19周目には1コーナーでラルフ・ファーマンがブレーキングした瞬間に突如右サスペンションが折れ、スピン状態のまま前方でコーナリング中のオリビエ・パニスに追突し両者リタイヤとなる。この事故で23周目までセーフティーカーが出動し、首位のライコネン以外は一斉にピットに飛び込んで給油作業を行った。
リスタート後の25周目、3コーナーでファン・パブロ・モントーヤとアントニオ・ピッツォニアが相次いでクラッシュ。この部分では大量の雨が川のように流れており、27周目には3番手まで順位を上げたミハエル・シューマッハも餌食となり、連続完走(入賞)記録が24戦でストップした。ここでセーフティカーが再出動し、トップのライコネンはピットインして9位まで順位を落とした。
魔の3コーナーでは31周目にヨス・フェルスタッペン、33周目にはジェンソン・バトンがクラッシュし、3度目のセーフティカーが導入された。すでに雨は上がっていたが、この区間が危険なため、各車レインタイヤでの走行を続けた。

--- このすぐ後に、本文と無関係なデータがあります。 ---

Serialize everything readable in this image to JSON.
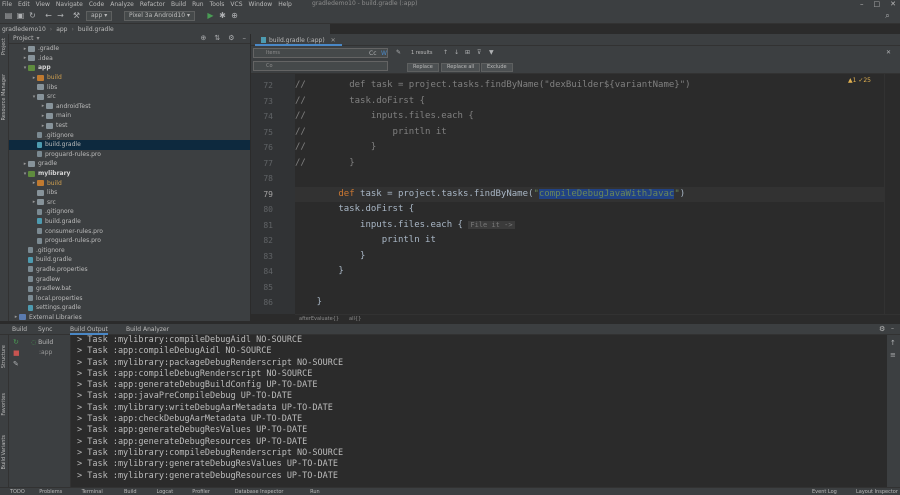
{
  "menu": {
    "items": [
      "File",
      "Edit",
      "View",
      "Navigate",
      "Code",
      "Analyze",
      "Refactor",
      "Build",
      "Run",
      "Tools",
      "VCS",
      "Window",
      "Help"
    ],
    "window_title": "gradledemo10 - build.gradle (:app)"
  },
  "window_controls": {
    "minimize": "–",
    "maximize": "□",
    "close": "✕"
  },
  "toolbar": {
    "run_config": "app",
    "device": "Pixel 3a Android10",
    "icons": [
      "folder-open-icon",
      "save-icon",
      "sync-icon",
      "back-icon",
      "forward-icon",
      "hammer-icon",
      "run-icon",
      "debug-icon",
      "search-icon"
    ]
  },
  "breadcrumbs": [
    "gradledemo10",
    "app",
    "build.gradle"
  ],
  "left_stripe": [
    "Project",
    "Resource Manager",
    "Structure",
    "Favorites",
    "Build Variants"
  ],
  "project_panel": {
    "title": "Project",
    "tree": [
      {
        "label": ".gradle",
        "depth": 1,
        "icon": "folder",
        "arrow": "▸"
      },
      {
        "label": ".idea",
        "depth": 1,
        "icon": "folder",
        "arrow": "▸"
      },
      {
        "label": "app",
        "depth": 1,
        "icon": "module",
        "arrow": "▾",
        "style": "bold"
      },
      {
        "label": "build",
        "depth": 2,
        "icon": "folder-o",
        "arrow": "▸",
        "style": "orange"
      },
      {
        "label": "libs",
        "depth": 2,
        "icon": "folder",
        "arrow": ""
      },
      {
        "label": "src",
        "depth": 2,
        "icon": "folder",
        "arrow": "▾"
      },
      {
        "label": "androidTest",
        "depth": 3,
        "icon": "folder",
        "arrow": "▸"
      },
      {
        "label": "main",
        "depth": 3,
        "icon": "folder",
        "arrow": "▸"
      },
      {
        "label": "test",
        "depth": 3,
        "icon": "folder",
        "arrow": "▸"
      },
      {
        "label": ".gitignore",
        "depth": 2,
        "icon": "file",
        "arrow": ""
      },
      {
        "label": "build.gradle",
        "depth": 2,
        "icon": "gradle",
        "arrow": "",
        "selected": true
      },
      {
        "label": "proguard-rules.pro",
        "depth": 2,
        "icon": "file",
        "arrow": ""
      },
      {
        "label": "gradle",
        "depth": 1,
        "icon": "folder",
        "arrow": "▸"
      },
      {
        "label": "mylibrary",
        "depth": 1,
        "icon": "module",
        "arrow": "▾",
        "style": "bold"
      },
      {
        "label": "build",
        "depth": 2,
        "icon": "folder-o",
        "arrow": "▸",
        "style": "orange"
      },
      {
        "label": "libs",
        "depth": 2,
        "icon": "folder",
        "arrow": ""
      },
      {
        "label": "src",
        "depth": 2,
        "icon": "folder",
        "arrow": "▸"
      },
      {
        "label": ".gitignore",
        "depth": 2,
        "icon": "file",
        "arrow": ""
      },
      {
        "label": "build.gradle",
        "depth": 2,
        "icon": "gradle",
        "arrow": ""
      },
      {
        "label": "consumer-rules.pro",
        "depth": 2,
        "icon": "file",
        "arrow": ""
      },
      {
        "label": "proguard-rules.pro",
        "depth": 2,
        "icon": "file",
        "arrow": ""
      },
      {
        "label": ".gitignore",
        "depth": 1,
        "icon": "file",
        "arrow": ""
      },
      {
        "label": "build.gradle",
        "depth": 1,
        "icon": "gradle",
        "arrow": ""
      },
      {
        "label": "gradle.properties",
        "depth": 1,
        "icon": "file",
        "arrow": ""
      },
      {
        "label": "gradlew",
        "depth": 1,
        "icon": "file",
        "arrow": ""
      },
      {
        "label": "gradlew.bat",
        "depth": 1,
        "icon": "file",
        "arrow": ""
      },
      {
        "label": "local.properties",
        "depth": 1,
        "icon": "file",
        "arrow": ""
      },
      {
        "label": "settings.gradle",
        "depth": 1,
        "icon": "gradle",
        "arrow": ""
      },
      {
        "label": "External Libraries",
        "depth": 0,
        "icon": "folder-b",
        "arrow": "▸"
      }
    ]
  },
  "editor": {
    "tab_label": "build.gradle (:app)",
    "find": {
      "search_placeholder": "Items",
      "replace_placeholder": "Co",
      "result_count": "1 results",
      "regex_label": "Regex",
      "replace_label": "Replace",
      "replace_all_label": "Replace all",
      "exclude_label": "Exclude"
    },
    "inspection": "▲1 ✓25",
    "lines": [
      {
        "no": "72",
        "segments": [
          {
            "t": "//",
            "c": "cm"
          },
          {
            "t": "        def task = project.tasks.findByName(\"dexBuilder${variantName}\")",
            "c": "cm"
          }
        ]
      },
      {
        "no": "73",
        "segments": [
          {
            "t": "//",
            "c": "cm"
          },
          {
            "t": "        task.doFirst {",
            "c": "cm"
          }
        ]
      },
      {
        "no": "74",
        "segments": [
          {
            "t": "//",
            "c": "cm"
          },
          {
            "t": "            inputs.files.each {",
            "c": "cm"
          }
        ]
      },
      {
        "no": "75",
        "segments": [
          {
            "t": "//",
            "c": "cm"
          },
          {
            "t": "                println it",
            "c": "cm"
          }
        ]
      },
      {
        "no": "76",
        "segments": [
          {
            "t": "//",
            "c": "cm"
          },
          {
            "t": "            }",
            "c": "cm"
          }
        ]
      },
      {
        "no": "77",
        "segments": [
          {
            "t": "//",
            "c": "cm"
          },
          {
            "t": "        }",
            "c": "cm"
          }
        ]
      },
      {
        "no": "78",
        "segments": [
          {
            "t": "",
            "c": ""
          }
        ]
      },
      {
        "no": "79",
        "caret": true,
        "segments": [
          {
            "t": "        ",
            "c": ""
          },
          {
            "t": "def",
            "c": "kw"
          },
          {
            "t": " task = project.tasks.findByName(",
            "c": ""
          },
          {
            "t": "\"",
            "c": "str"
          },
          {
            "t": "compileDebugJavaWithJavac",
            "c": "sel"
          },
          {
            "t": "\"",
            "c": "str"
          },
          {
            "t": ")",
            "c": ""
          }
        ]
      },
      {
        "no": "80",
        "segments": [
          {
            "t": "        task.doFirst {",
            "c": ""
          }
        ]
      },
      {
        "no": "81",
        "segments": [
          {
            "t": "            inputs.files.each { ",
            "c": ""
          },
          {
            "t": "File it ->",
            "c": "hint"
          }
        ]
      },
      {
        "no": "82",
        "segments": [
          {
            "t": "                println it",
            "c": ""
          }
        ]
      },
      {
        "no": "83",
        "segments": [
          {
            "t": "            }",
            "c": ""
          }
        ]
      },
      {
        "no": "84",
        "segments": [
          {
            "t": "        }",
            "c": ""
          }
        ]
      },
      {
        "no": "85",
        "segments": [
          {
            "t": "",
            "c": ""
          }
        ]
      },
      {
        "no": "86",
        "segments": [
          {
            "t": "    }",
            "c": ""
          }
        ]
      }
    ],
    "code_breadcrumb": [
      "afterEvaluate{}",
      "all{}"
    ]
  },
  "build_window": {
    "tabs": [
      "Build",
      "Sync",
      "Build Output",
      "Build Analyzer"
    ],
    "active_tab": "Build Output",
    "left_label": "Build",
    "left_sublabel": ":app",
    "output": [
      "> Task :mylibrary:compileDebugAidl NO-SOURCE",
      "> Task :app:compileDebugAidl NO-SOURCE",
      "> Task :mylibrary:packageDebugRenderscript NO-SOURCE",
      "> Task :app:compileDebugRenderscript NO-SOURCE",
      "> Task :app:generateDebugBuildConfig UP-TO-DATE",
      "> Task :app:javaPreCompileDebug UP-TO-DATE",
      "> Task :mylibrary:writeDebugAarMetadata UP-TO-DATE",
      "> Task :app:checkDebugAarMetadata UP-TO-DATE",
      "> Task :app:generateDebugResValues UP-TO-DATE",
      "> Task :app:generateDebugResources UP-TO-DATE",
      "> Task :mylibrary:compileDebugRenderscript NO-SOURCE",
      "> Task :mylibrary:generateDebugResValues UP-TO-DATE",
      "> Task :mylibrary:generateDebugResources UP-TO-DATE"
    ]
  },
  "statusbar": {
    "items": [
      "TODO",
      "Problems",
      "Terminal",
      "Build",
      "Logcat",
      "Profiler",
      "Database Inspector",
      "Run"
    ],
    "right_items": [
      "Event Log",
      "Layout Inspector"
    ]
  }
}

44周目、2位のバリチェロが1コーナーでクルサードを抜いてトップに浮上し、サーキットは大歓声に包まれた。バリチェロはペースを上げてクルサードを引き離しにかかるが、2周後に燃料系のトラブルでストップし、母国GP初制覇は幻となった。
ふたたびクルサード、ライコネンがワンツー体制となり、3位はジョーダンのジャンカルロ・フィジケラ。フィジケラは7周目に給油して最後尾にまわった後、ピットインを行わずここまで進出してきた。路面が乾きつつある状況では、ミシュランタイヤユーザーがレインタイヤの磨耗に苦しむ一方で、フィジケラ、ハインツ・ハラルド・フレンツェン、ジャック・ヴィルヌーヴらブリヂストンタイヤユーザーの方が有利な展開になった。52周目、首位のクルサードがピットインして4位へ後退。54周目、フィジケラが最終コーナーでライコネンをかわしてトップに立った。
その直後、ウェバーがホームストレートの立ち上がりでスピン。右側のウォールにクラッシュしたマシンは激しくスピンしながら破片を撒き散らしコース左側に沿ってストップした。さらにそこを通りかかったフェルナンド・アロンソが、コース中央に落ちていたウェバーのマシンから外れたタイヤに衝突し、コース左右のバリアに弾かれるようにクラッシュした。この事故でウェバーは無事だったが、アロンソは自力でマシンから脱出するも負傷の為に歩くことが出来ず、事故現場に倒れこんだ。2台の事故現場にはマシンの破片やタイヤバリアから飛び散ったタイヤが散乱したため、ここで赤旗が提示され、規定周回数の75%以上を消化していたためレース終了となった。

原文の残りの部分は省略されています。